Alle genannten Personen verband jedoch das Anliegen, mit ihren veröffentlichten Titeln einen wichtigen Beitrag zur kulturellen Entwicklung der deutschen Bevölkerung zu leisten. Damit waren sie nicht nur Begleiter der literarischen Moderne, sondern auch ein entscheidender Bestandteil derselben.
Literatur
- Gangolf Hübinger (Hrsg.): Versammlungsort moderner Geister: der Eugen-Diederichs-Verlag – Aufbruch ins Jahrhundert der Extreme. München: Eugen-Diederichs-Verlag 1996, ISBN 3-424-01260-2, S. 9f.
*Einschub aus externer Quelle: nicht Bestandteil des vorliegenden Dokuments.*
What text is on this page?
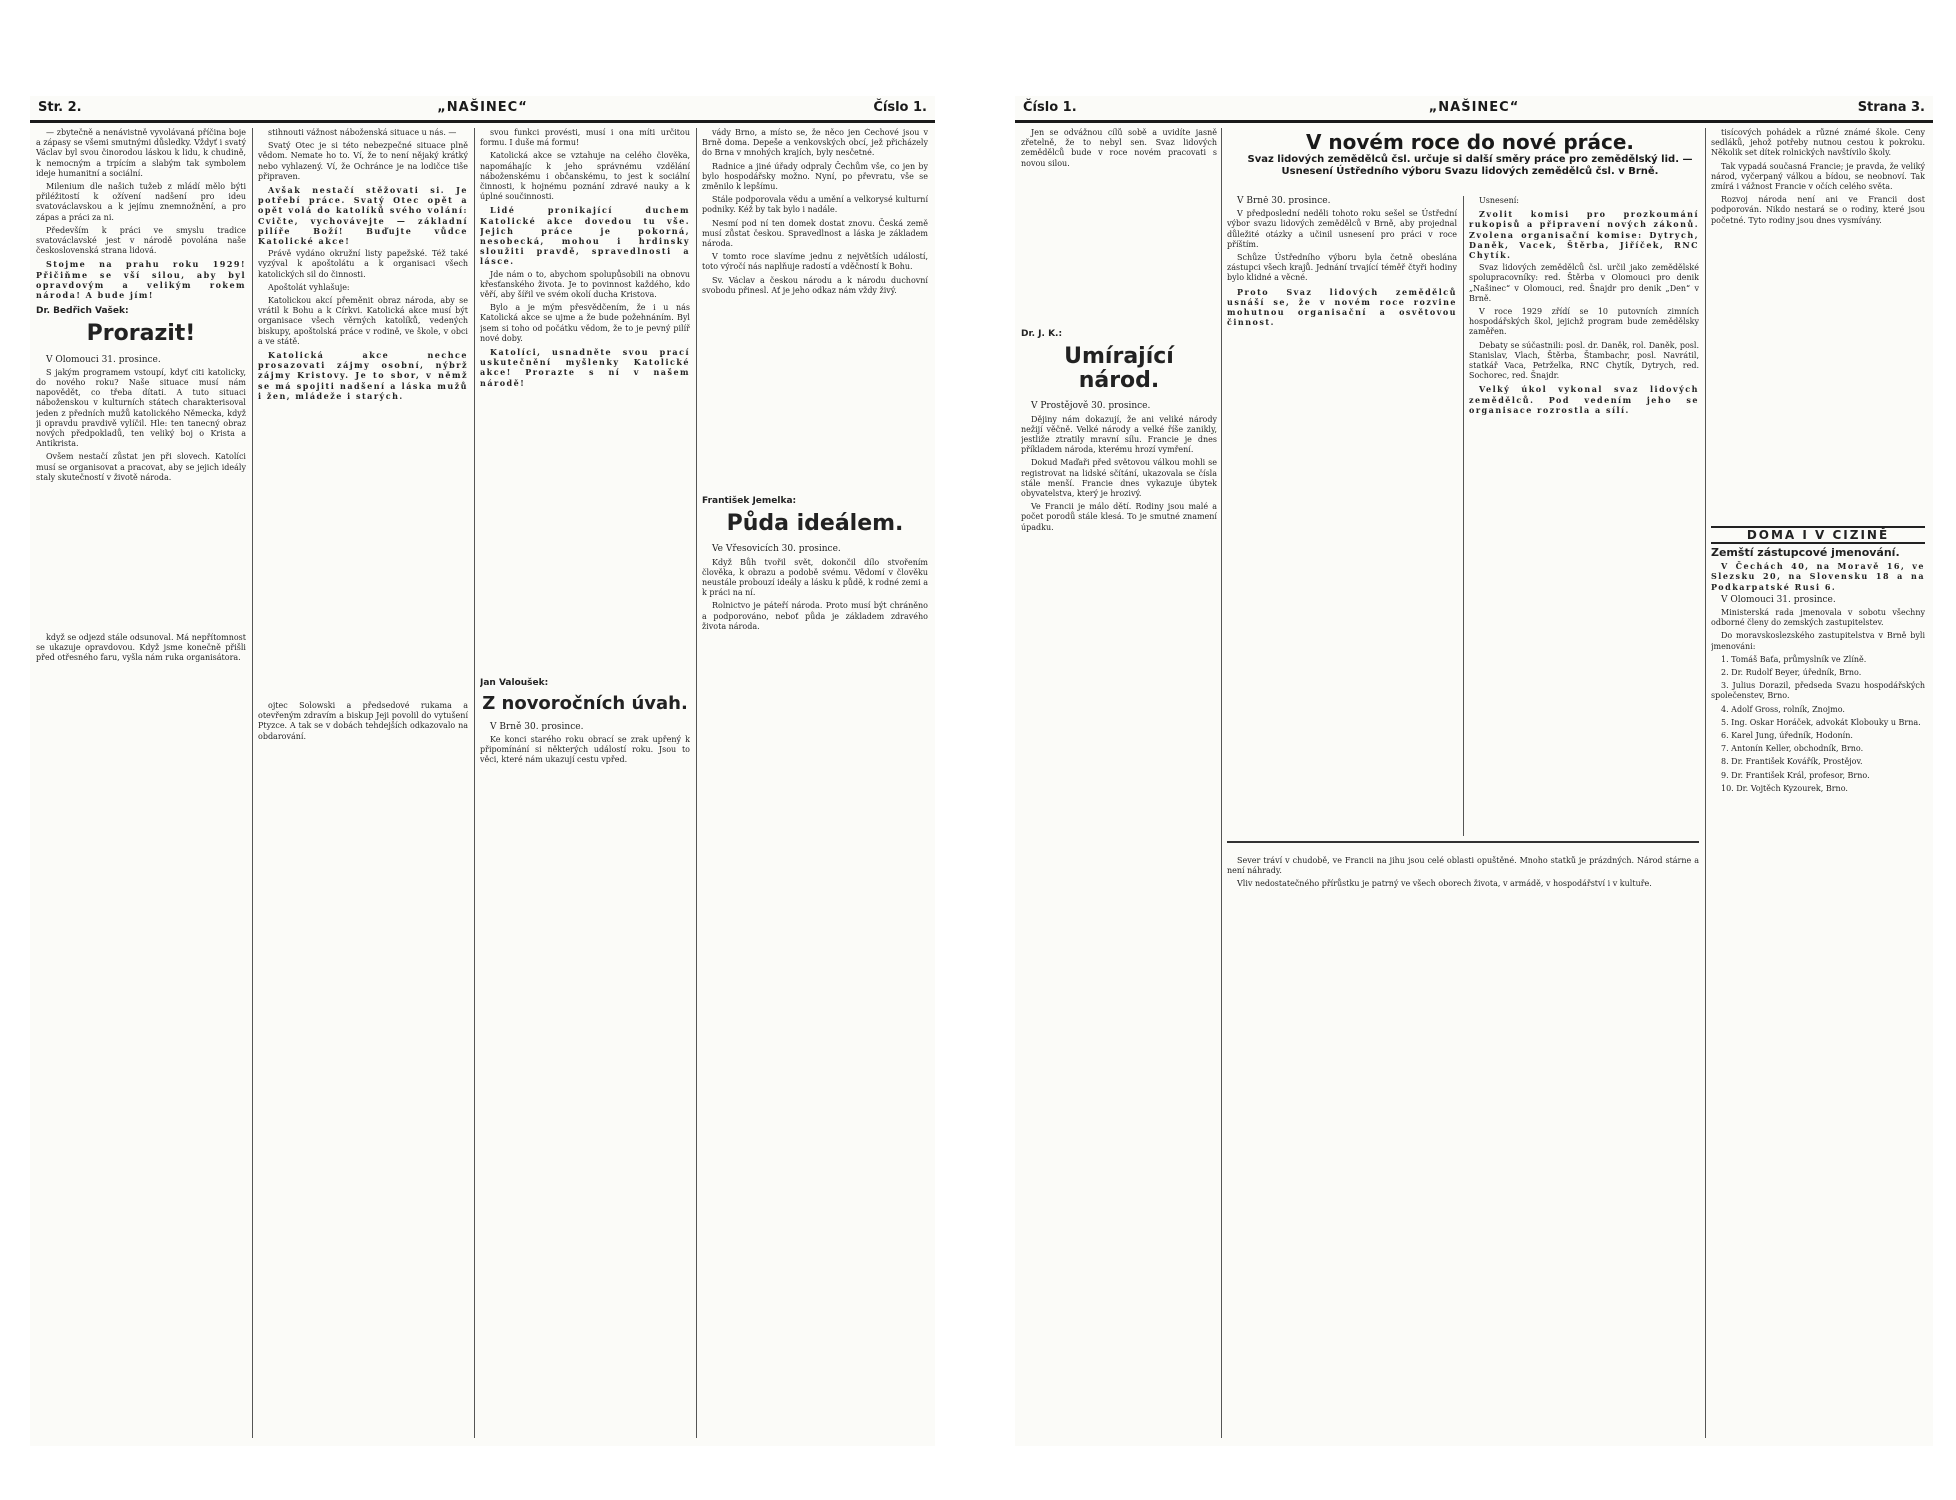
Str. 2.	„NAŠINEC“	Číslo 1.

— zbytečně a nenávistně vyvolávaná příčina boje a zápasy se všemi smutnými důsledky. Vždyť i svatý Václav byl svou činorodou láskou k lidu, k chudině, k nemocným a trpícím a slabým tak symbolem ideje humanitní a sociální.

Milenium dle našich tužeb z mládí mělo býti přiléžitostí k ožívení nadšení pro ideu svatováclavskou a k jejímu znemnožnění, a pro zápas a práci za ni.

Především k práci ve smyslu tradice svatováclavské jest v národě povolána naše československá strana lidová.

Stojme na prahu roku 1929! Přičiňme se vší silou, aby byl opravdovým a velikým rokem národa! A bude jím!

Dr. Bedřich Vašek:
Prorazit!
V Olomouci 31. prosince.

S jakým programem vstoupí, kdyť citi katolicky, do nového roku? Naše situace musí nám napovědět, co třeba dítati. A tuto situaci náboženskou v kulturních státech charakterisoval jeden z předních mužů katolického Německa, když ji opravdu pravdivě vylíčil. Hle: ten tanecný obraz nových předpokladů, ten veliký boj o Krista a Antikrista.

Ovšem nestačí zůstat jen při slovech. Katolíci musí se organisovat a pracovat, aby se jejich ideály staly skutečností v životě národa.

když se odjezd stále odsunoval. Má nepřítomnost se ukazuje opravdovou. Když jsme konečně přišli před otřesného faru, vyšla nám ruka organisátora.

stihnouti vážnost náboženská situace u nás. —

Svatý Otec je si této nebezpečné situace plně vědom. Nemate ho to. Ví, že to není nějaký krátký nebo vyhlazený. Ví, že Ochránce je na lodičce tiše připraven.

Avšak nestačí stěžovati si. Je potřebí práce. Svatý Otec opět a opět volá do katolíků svého volání: Cvičte, vychovávejte — základní pilíře Boží! Buďujte vůdce Katolické akce!

Právě vydáno okružní listy papežské. Též také vyzýval k apoštolátu a k organisaci všech katolických sil do činnosti.

Apoštolát vyhlašuje:

Katolickou akcí přeměnit obraz národa, aby se vrátil k Bohu a k Církvi. Katolická akce musí být organisace všech věrných katolíků, vedených biskupy, apoštolská práce v rodině, ve škole, v obci a ve státě.

Katolická akce nechce prosazovati zájmy osobní, nýbrž zájmy Kristovy. Je to sbor, v němž se má spojiti nadšení a láska mužů i žen, mládeže i starých.

ojtec Solowski a předsedové rukama a otevřeným zdravím a biskup Jeji povolil do vytušení Ptyzce. A tak se v dobách tehdejších odkazovalo na obdarování.

svou funkci provésti, musí i ona míti určitou formu. I duše má formu!

Katolická akce se vztahuje na celého člověka, napomáhajíc k jeho správnému vzdělání náboženskému i občanskému, to jest k sociální činnosti, k hojnému poznání zdravé nauky a k úplné součinnosti.

Lidé pronikající duchem Katolické akce dovedou tu vše. Jejich práce je pokorná, nesobecká, mohou i hrdinsky sloužiti pravdě, spravedlnosti a lásce.

Jde nám o to, abychom spolupůsobili na obnovu křesťanského života. Je to povinnost každého, kdo věří, aby šířil ve svém okolí ducha Kristova.

Bylo a je mým přesvědčením, že i u nás Katolická akce se ujme a že bude požehnáním. Byl jsem si toho od počátku vědom, že to je pevný pilíř nové doby.

Katolíci, usnadněte svou prací uskutečnění myšlenky Katolické akce! Prorazte s ní v našem národě!

Jan Valoušek:
Z novoročních úvah.
V Brně 30. prosince.

Ke konci starého roku obrací se zrak upřený k připomínání si některých událostí roku. Jsou to věci, které nám ukazují cestu vpřed.

vády Brno, a místo se, že něco jen Čechové jsou v Brně doma. Depeše a venkovských obcí, jež přicházely do Brna v mnohých krajích, byly nesčetné.

Radnice a jiné úřady odpraly Čechům vše, co jen by bylo hospodářsky možno. Nyní, po převratu, vše se změnilo k lepšímu.

Stále podporovala vědu a umění a velkorysé kulturní podniky. Kéž by tak bylo i nadále.

Nesmí pod ní ten domek dostat znovu. Česká země musí zůstat českou. Spravedlnost a láska je základem národa.

V tomto roce slavíme jednu z největších událostí, toto výročí nás naplňuje radostí a vděčností k Bohu.

Sv. Václav a českou národu a k národu duchovní svobodu přinesl. Ať je jeho odkaz nám vždy živý.

František Jemelka:
Půda ideálem.
Ve Vřesovicích 30. prosince.

Když Bůh tvořil svět, dokončil dílo stvořením člověka, k obrazu a podobě svému. Vědomí v člověku neustále probouzí ideály a lásku k půdě, k rodné zemi a k práci na ní.

Rolnictvo je páteří národa. Proto musí být chráněno a podporováno, neboť půda je základem zdravého života národa.

Číslo 1.	„NAŠINEC“	Strana 3.
V novém roce do nové práce.
Svaz lidových zemědělců čsl. určuje si další směry práce pro zemědělský lid. — Usnesení Ústředního výboru Svazu lidových zemědělců čsl. v Brně.

Jen se odvážnou cílů sobě a uvidíte jasně zřetelně, že to nebyl sen. Svaz lidových zemědělců bude v roce novém pracovati s novou silou.

Dr. J. K.:
Umírající národ.
V Prostějově 30. prosince.

Dějiny nám dokazují, že ani veliké národy nežijí věčně. Velké národy a velké říše zanikly, jestliže ztratily mravní sílu. Francie je dnes příkladem národa, kterému hrozí vymření.

Dokud Maďaři před světovou válkou mohli se registrovat na lidské sčítání, ukazovala se čísla stále menší. Francie dnes vykazuje úbytek obyvatelstva, který je hrozivý.

Ve Francii je málo dětí. Rodiny jsou malé a počet porodů stále klesá. To je smutné znamení úpadku.

V Brně 30. prosince.

V předposlední neděli tohoto roku sešel se Ústřední výbor svazu lidových zemědělců v Brně, aby projednal důležité otázky a učinil usnesení pro práci v roce příštím.

Schůze Ústředního výboru byla četně obeslána zástupci všech krajů. Jednání trvající téměř čtyři hodiny bylo klidné a věcné.

Proto Svaz lidových zemědělců usnáší se, že v novém roce rozvine mohutnou organisační a osvětovou činnost.

Usnesení:

Zvolit komisi pro prozkoumání rukopisů a připravení nových zákonů. Zvolena organisační komise: Dytrych, Daněk, Vacek, Štěrba, Jiříček, RNC Chytík.

Svaz lidových zemědělců čsl. určil jako zemědělské spolupracovníky: red. Štěrba v Olomouci pro denik „Našinec“ v Olomouci, red. Šnajdr pro denik „Den“ v Brně.

V roce 1929 zřídí se 10 putovních zimních hospodářských škol, jejichž program bude zemědělsky zaměřen.

Debaty se súčastnili: posl. dr. Daněk, rol. Daněk, posl. Stanislav, Vlach, Štěrba, Štambachr, posl. Navrátil, statkář Vaca, Petrželka, RNC Chytík, Dytrych, red. Sochorec, red. Šnajdr.

Velký úkol vykonal svaz lidových zemědělců. Pod vedením jeho se organisace rozrostla a sílí.

Sever tráví v chudobě, ve Francii na jihu jsou celé oblasti opuštěné. Mnoho statků je prázdných. Národ stárne a není náhrady.

Vliv nedostatečného přírůstku je patrný ve všech oborech života, v armádě, v hospodářství i v kultuře.

tisícových pohádek a různé známé škole. Ceny sedláků, jehož potřeby nutnou cestou k pokroku. Několik set dítek rolnických navštívilo školy.

Tak vypadá současná Francie; je pravda, že veliký národ, vyčerpaný válkou a bídou, se neobnoví. Tak zmírá i vážnost Francie v očích celého světa.

Rozvoj národa není ani ve Francii dost podporován. Nikdo nestará se o rodiny, které jsou početné. Tyto rodiny jsou dnes vysmívány.

DOMA I V CIZINĚ
Zemští zástupcové jmenování.

V Čechách 40, na Moravě 16, ve Slezsku 20, na Slovensku 18 a na Podkarpatské Rusi 6.

V Olomouci 31. prosince.

Ministerská rada jmenovala v sobotu všechny odborné členy do zemských zastupitelstev.

Do moravskoslezského zastupitelstva v Brně byli jmenováni:

1. Tomáš Baťa, průmyslník ve Zlíně.

2. Dr. Rudolf Beyer, úředník, Brno.

3. Julius Dorazil, předseda Svazu hospodářských společenstev, Brno.

4. Adolf Gross, rolník, Znojmo.

5. Ing. Oskar Horáček, advokát Klobouky u Brna.

6. Karel Jung, úředník, Hodonín.

7. Antonín Keller, obchodník, Brno.

8. Dr. František Kovářík, Prostějov.

9. Dr. František Král, profesor, Brno.

10. Dr. Vojtěch Kyzourek, Brno.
- Helga Abret: Albert Langen : ein europäischer Verleger. München: Langen Müller 1993, ISBN 3-7844-2459-7, S. 140-156.
- Reinhard Wittmann: Geschichte des deutschen Buchhandels im Überblick. 2., durchges. Aufl. München: Beck 1999, ISBN 3-406-42104-0, S. 304-315.
- Ute Schneider: Profilierung auf dem Markt – der Kulturverleger um 1900. In: Zeitdiskurse. Reflexionen zum 19. und 20. Jahrhundert. Hrsg. von Roland Berbig, Martina Lauster und Rolf Parr. Heidelberg: Synchron Wissenschaftsverlag 2004, ISBN 3-935025-55-6, S.349-362.